- Born
- Height1.77 m
- After school, Pamuk studied journalism and architecture at the Technical University of his hometown. After initially being interested in painting, he discovered his talent for writing in the mid-1970s. Pamuk soon presented his first novel, which won an award in 1979 and was published in 1982. Just a year later, his next novel was published under the title "Sessiz Ev" (1983), which received the "Prix de la découverte européenne" in its French translation in 1991. In 1985 Pamuk moved to New York to teach at Columbia University until 1988. In 1988 he returned to Istanbul. The novel "Beyaz Kale", published in Turkey in 1985, was awarded the "Independent Award for Foreign Fiction" in 1990. In the same year it was also published in German translation under the title "The White Fortress".

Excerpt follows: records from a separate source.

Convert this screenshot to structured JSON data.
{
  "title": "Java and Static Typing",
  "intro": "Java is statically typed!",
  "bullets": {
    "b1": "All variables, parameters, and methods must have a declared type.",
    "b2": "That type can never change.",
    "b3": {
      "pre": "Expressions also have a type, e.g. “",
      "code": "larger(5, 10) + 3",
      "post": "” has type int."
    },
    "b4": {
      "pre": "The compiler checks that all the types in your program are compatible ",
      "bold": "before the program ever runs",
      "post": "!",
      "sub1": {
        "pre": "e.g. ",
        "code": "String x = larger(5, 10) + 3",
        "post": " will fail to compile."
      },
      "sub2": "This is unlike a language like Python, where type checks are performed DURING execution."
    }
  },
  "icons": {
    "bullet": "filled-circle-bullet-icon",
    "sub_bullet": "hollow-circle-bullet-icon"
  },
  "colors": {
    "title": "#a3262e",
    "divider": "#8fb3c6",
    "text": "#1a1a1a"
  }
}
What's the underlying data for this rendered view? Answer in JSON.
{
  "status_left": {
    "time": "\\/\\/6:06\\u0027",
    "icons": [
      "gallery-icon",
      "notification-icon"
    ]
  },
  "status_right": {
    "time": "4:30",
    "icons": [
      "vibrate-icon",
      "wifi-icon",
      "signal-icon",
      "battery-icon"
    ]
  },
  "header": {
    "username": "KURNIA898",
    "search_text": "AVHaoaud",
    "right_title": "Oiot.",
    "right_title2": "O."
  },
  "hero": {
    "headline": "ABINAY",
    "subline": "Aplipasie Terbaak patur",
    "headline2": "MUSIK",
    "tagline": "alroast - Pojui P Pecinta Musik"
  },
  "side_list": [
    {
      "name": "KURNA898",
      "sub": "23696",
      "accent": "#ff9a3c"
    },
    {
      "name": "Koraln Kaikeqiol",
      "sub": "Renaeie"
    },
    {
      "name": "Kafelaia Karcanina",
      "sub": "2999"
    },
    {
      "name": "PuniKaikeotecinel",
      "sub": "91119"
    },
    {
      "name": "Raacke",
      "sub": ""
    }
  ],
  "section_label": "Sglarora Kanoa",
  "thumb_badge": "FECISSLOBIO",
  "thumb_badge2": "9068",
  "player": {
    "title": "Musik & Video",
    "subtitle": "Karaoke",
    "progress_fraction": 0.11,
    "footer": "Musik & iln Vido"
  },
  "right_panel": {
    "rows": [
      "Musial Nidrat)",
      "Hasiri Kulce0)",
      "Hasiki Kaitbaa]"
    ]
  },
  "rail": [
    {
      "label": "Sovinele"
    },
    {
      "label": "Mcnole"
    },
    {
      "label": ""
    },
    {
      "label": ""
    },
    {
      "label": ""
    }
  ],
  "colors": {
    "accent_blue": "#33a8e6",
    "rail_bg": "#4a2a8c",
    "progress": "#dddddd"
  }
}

Pamuk celebrated his greatest success in Turkey in 1994 with the publication of the novel "Yeni Hayat", which was also published in German in 1998. For his next work, which was published in 1998 as a historical novel under the title "Benim Ad...", he was awarded the "IMPAC Dublin Award" in 2003. The liberal Turkish writer published his first political novel, "Kar", in 2002, whose German translation under the title "Schnee" received great attention in the German-speaking cultural circle in 2005. The work ironically addresses taboo topics in the recent history and present of Turkish society, especially the presence of Islamist tendencies and the murder of Armenians and Kurds. Through this openness, Pamuk provoked controversial reactions in Turkey, including demonstrations and death threats organized against him. Pamuk's work has already been translated into 34 languages and has a total circulation of more than one million copies.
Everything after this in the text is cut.